E questo non va bene perché il diritto allo sport deve essere assicurato anche, e forse a maggior ragione, a chi ha una disabilità. E il presidente del comitato paralimpico Luca Pancalli ha fatto tantissimo per andare in questa direzione. Mancano ancora dei passaggi ma non è semplice perché si tratta di ausili costosi. Le protesi presuppongono un processo complicato: bisogna andare al centro protesi, farsi fare un oggetto su misura, farlo montare. Già questo ha un costo elevato. I componenti possono costare dieci-quindici mila euro. E poi c’è la manutenzione per l’usura, che ha ulteriori costi.
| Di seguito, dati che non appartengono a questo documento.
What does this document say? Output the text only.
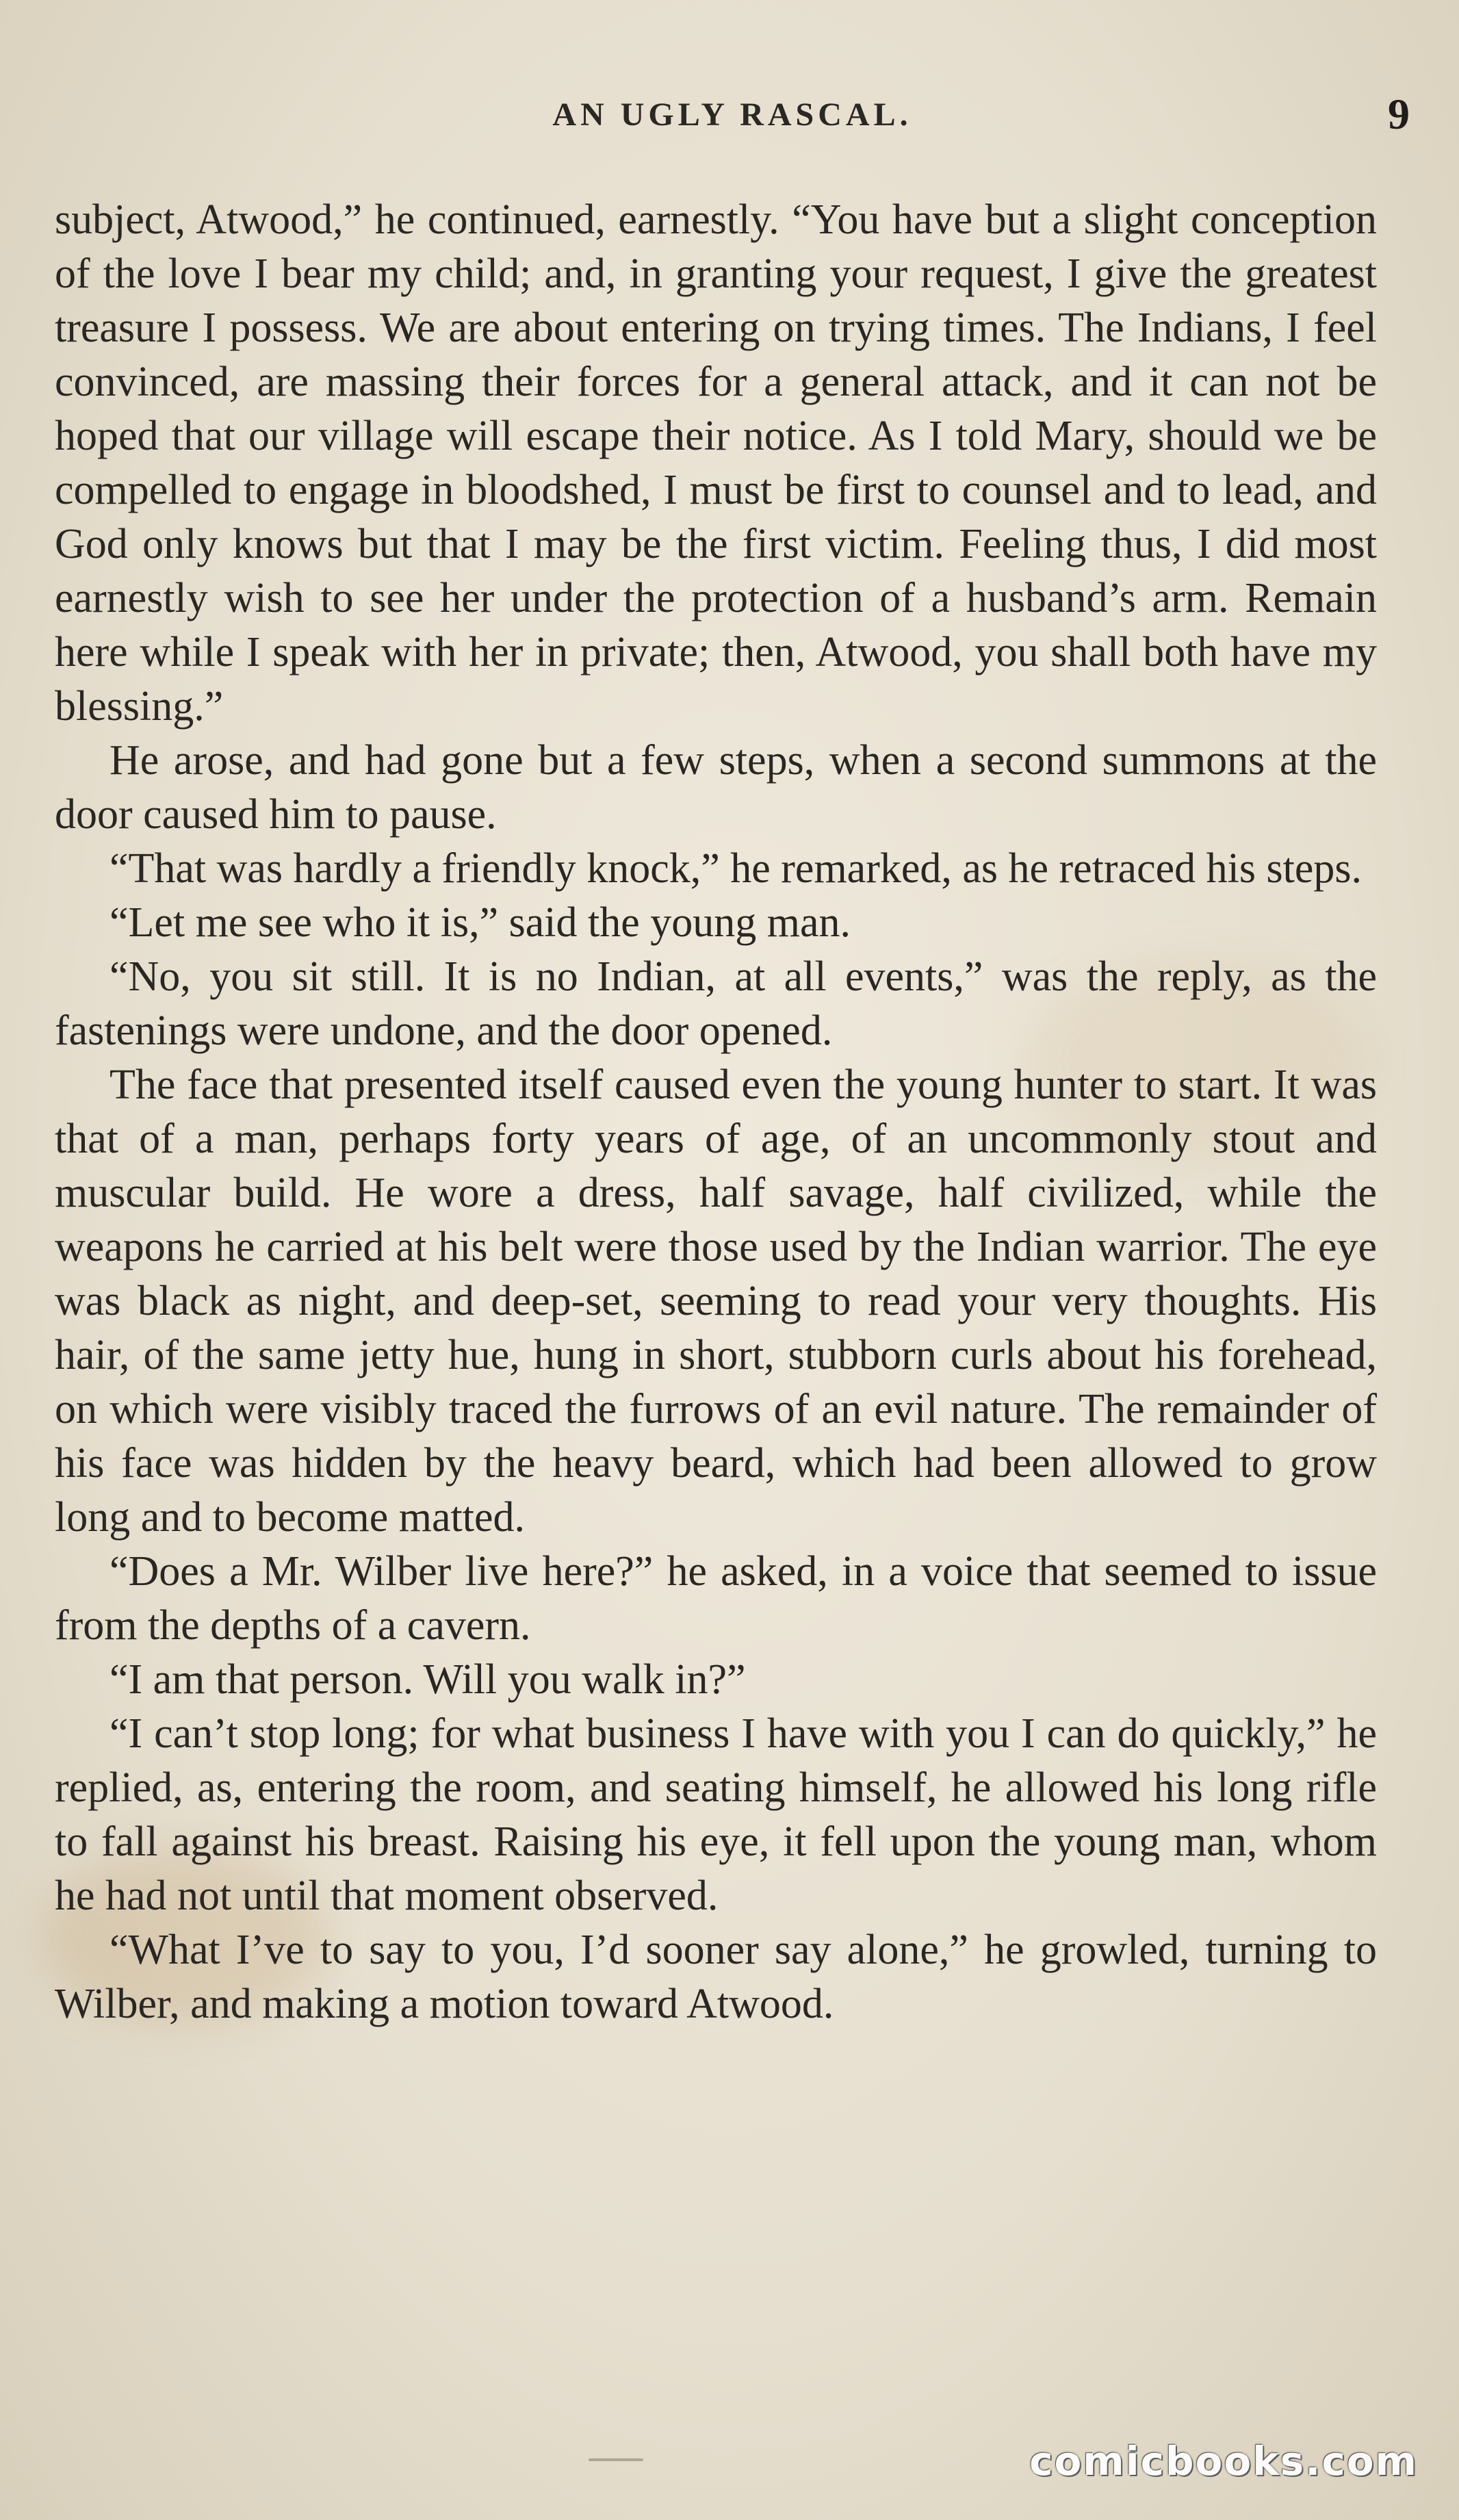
AN UGLY RASCAL.	9

subject, Atwood,” he continued, earnestly. “You have but a slight conception of the love I bear my child; and, in granting your request, I give the greatest treasure I possess. We are about entering on trying times. The Indians, I feel convinced, are massing their forces for a general attack, and it can not be hoped that our village will escape their notice. As I told Mary, should we be compelled to engage in bloodshed, I must be first to counsel and to lead, and God only knows but that I may be the first victim. Feeling thus, I did most earnestly wish to see her under the protection of a husband’s arm. Remain here while I speak with her in private; then, Atwood, you shall both have my blessing.”

He arose, and had gone but a few steps, when a second summons at the door caused him to pause.

“That was hardly a friendly knock,” he remarked, as he retraced his steps.

“Let me see who it is,” said the young man.

“No, you sit still. It is no Indian, at all events,” was the reply, as the fastenings were undone, and the door opened.

The face that presented itself caused even the young hunter to start. It was that of a man, perhaps forty years of age, of an uncommonly stout and muscular build. He wore a dress, half savage, half civilized, while the weapons he carried at his belt were those used by the Indian warrior. The eye was black as night, and deep-set, seeming to read your very thoughts. His hair, of the same jetty hue, hung in short, stubborn curls about his forehead, on which were visibly traced the furrows of an evil nature. The remainder of his face was hidden by the heavy beard, which had been allowed to grow long and to become matted.

“Does a Mr. Wilber live here?” he asked, in a voice that seemed to issue from the depths of a cavern.

“I am that person. Will you walk in?”

“I can’t stop long; for what business I have with you I can do quickly,” he replied, as, entering the room, and seating himself, he allowed his long rifle to fall against his breast. Raising his eye, it fell upon the young man, whom he had not until that moment observed.

“What I’ve to say to you, I’d sooner say alone,” he growled, turning to Wilber, and making a motion toward Atwood.

comicbooks.com
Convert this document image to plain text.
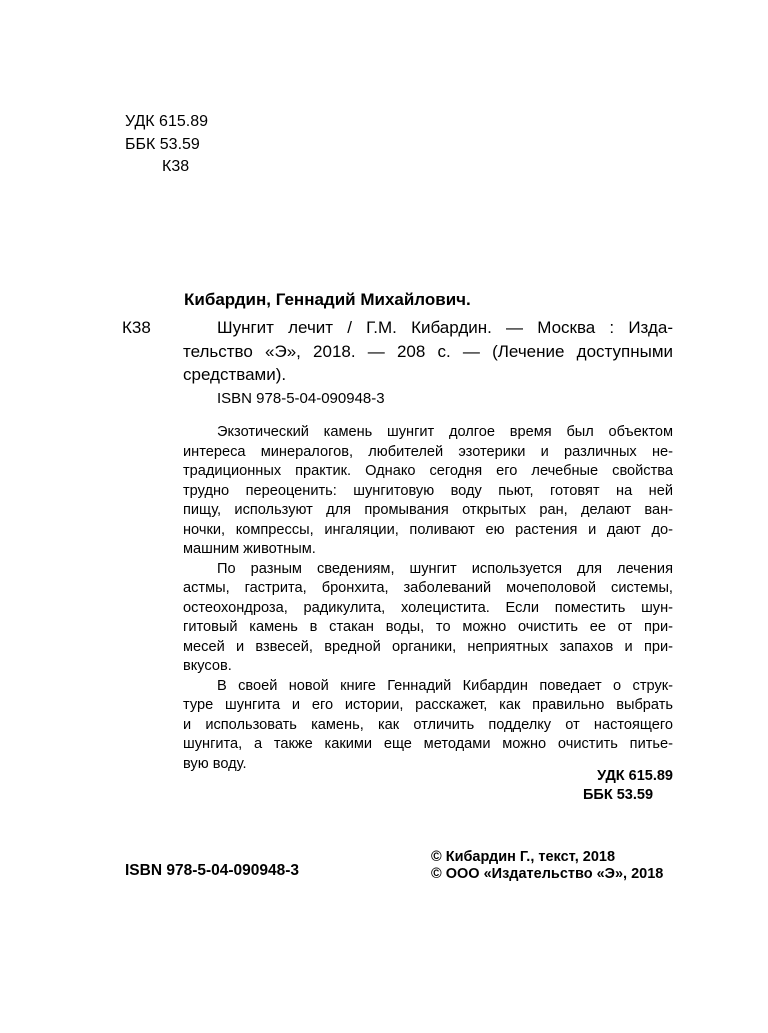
УДК 615.89
ББК 53.59
К38
Кибардин, Геннадий Михайлович.
К38	Шунгит лечит / Г.М. Кибардин. — Москва : Изда-
тельство «Э», 2018. — 208 с. — (Лечение доступными
средствами).
ISBN 978-5-04-090948-3
Экзотический камень шунгит долгое время был объектом
интереса минералогов, любителей эзотерики и различных не-
традиционных практик. Однако сегодня его лечебные свойства
трудно переоценить: шунгитовую воду пьют, готовят на ней
пищу, используют для промывания открытых ран, делают ван-
ночки, компрессы, ингаляции, поливают ею растения и дают до-
машним животным.
По разным сведениям, шунгит используется для лечения
астмы, гастрита, бронхита, заболеваний мочеполовой системы,
остеохондроза, радикулита, холецистита. Если поместить шун-
гитовый камень в стакан воды, то можно очистить ее от при-
месей и взвесей, вредной органики, неприятных запахов и при-
вкусов.
В своей новой книге Геннадий Кибардин поведает о струк-
туре шунгита и его истории, расскажет, как правильно выбрать
и использовать камень, как отличить подделку от настоящего
шунгита, а также какими еще методами можно очистить питье-
вую воду.
УДК 615.89
ББК 53.59
ISBN 978-5-04-090948-3
© Кибардин Г., текст, 2018
© ООО «Издательство «Э», 2018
Foto di Marco Mantovani/Getty Images.

Quale ritieni sia l’intervento che abbia avuto il maggior impatto positivo al di fuori del mondo dello sport, che origina dal tuo essere atleta di calibro internazionale?

Con la Fondazione Fontana ho fatto molti interventi su questi temi. Ho fatto un viaggio in Africa (che è possibile scoprire nel documentario "Niente sta scritto" di Marco Zuin, nda) in cui credo di aver imparato più io di quanto ho insegnato ai bambini con disabilità. Parlo molto nelle scuole. Soprattutto negli ultimi tempi sono stata sollecitata dagli insegnanti che mi dicevano che i ragazzi si stavano spegnendo e che avevano bisogno di motivazione. Ho cercato di dare forza a chi magari non l’aveva.

Io ho normalizzato la mia posizione, ho raggiunto consapevolezza perché ormai sono passati tanti anni e la vera svolta è stata la medaglia di Londra 2012. Quando vinci una medaglia paralimpica assumi una certa importanza agli occhi degli altri. E le parole prendono un valore diverso.

Certo, non tutti gli atleti hanno qualcosa da dire. Io ho sempre cercato di parlare ai ragazzi e alle ragazze soprattutto delle fragilità più che della forza. Racconto di come mi sono sentita quando a diciotto anni vedevo un ragazzo che mi guardava e non capivo se mi guardava perché gli piacevo o perché era spaventato dalla gamba. Ma so anche che non posso controllare le reazioni degli altri e non so neanche quante reazioni a catena in questi anni ho creato perché poi le cose vanno nel web. Una lancia il messaggio ma dove arriva non lo sa e forse è anche meglio non saperlo, poi magari una si monta la testa.

Una persona con disabilità provoca imbarazzo in una che non ne ha. A volte può spingere l’osservatore a spostare lo sguardo altrove, a squadrare dall’alto in basso, a provare una compassione mal riposta e richiesta da nessuno. Se potessi dare uno strumento cognitivo per approcciarsi alla vita di un uomo o una donna con disabilità, quale strumento forniresti?

Bisogna trovare subito una connessione, un comune denominatore. Se poni l’attenzione sulla diversità ti perdi tutto il resto. La diversità è una caratteristica che ho ma non è tutto. La risposta a questa domanda è soggettiva. Quando mi sento osservata io cerco di creare uno shock, cerco di spaventare chi mi fissa con un «bu!» perché il mio viso sta più su e non lì giù (si indica la gamba, nda).

Invito a guardare la persona. E in questo c’è forse un senso anche di fastidio perché devi iniziare a considerare che non tutti sono come te. Quindi guardare all’altro come fonte di crescita e non come qualcosa che ti spaventa. È utopico ma un approccio di questo tipo può portare alla scoperta di cose molto interessanti.

La responsabilità sta da entrambe le parti, da quella della persona con disabilità e da quella che non la ha. Poi noi dal canto nostro dobbiamo comunicare un’immagine giusta di noi stessi: l’immagine di una persona che esce, fa, parla.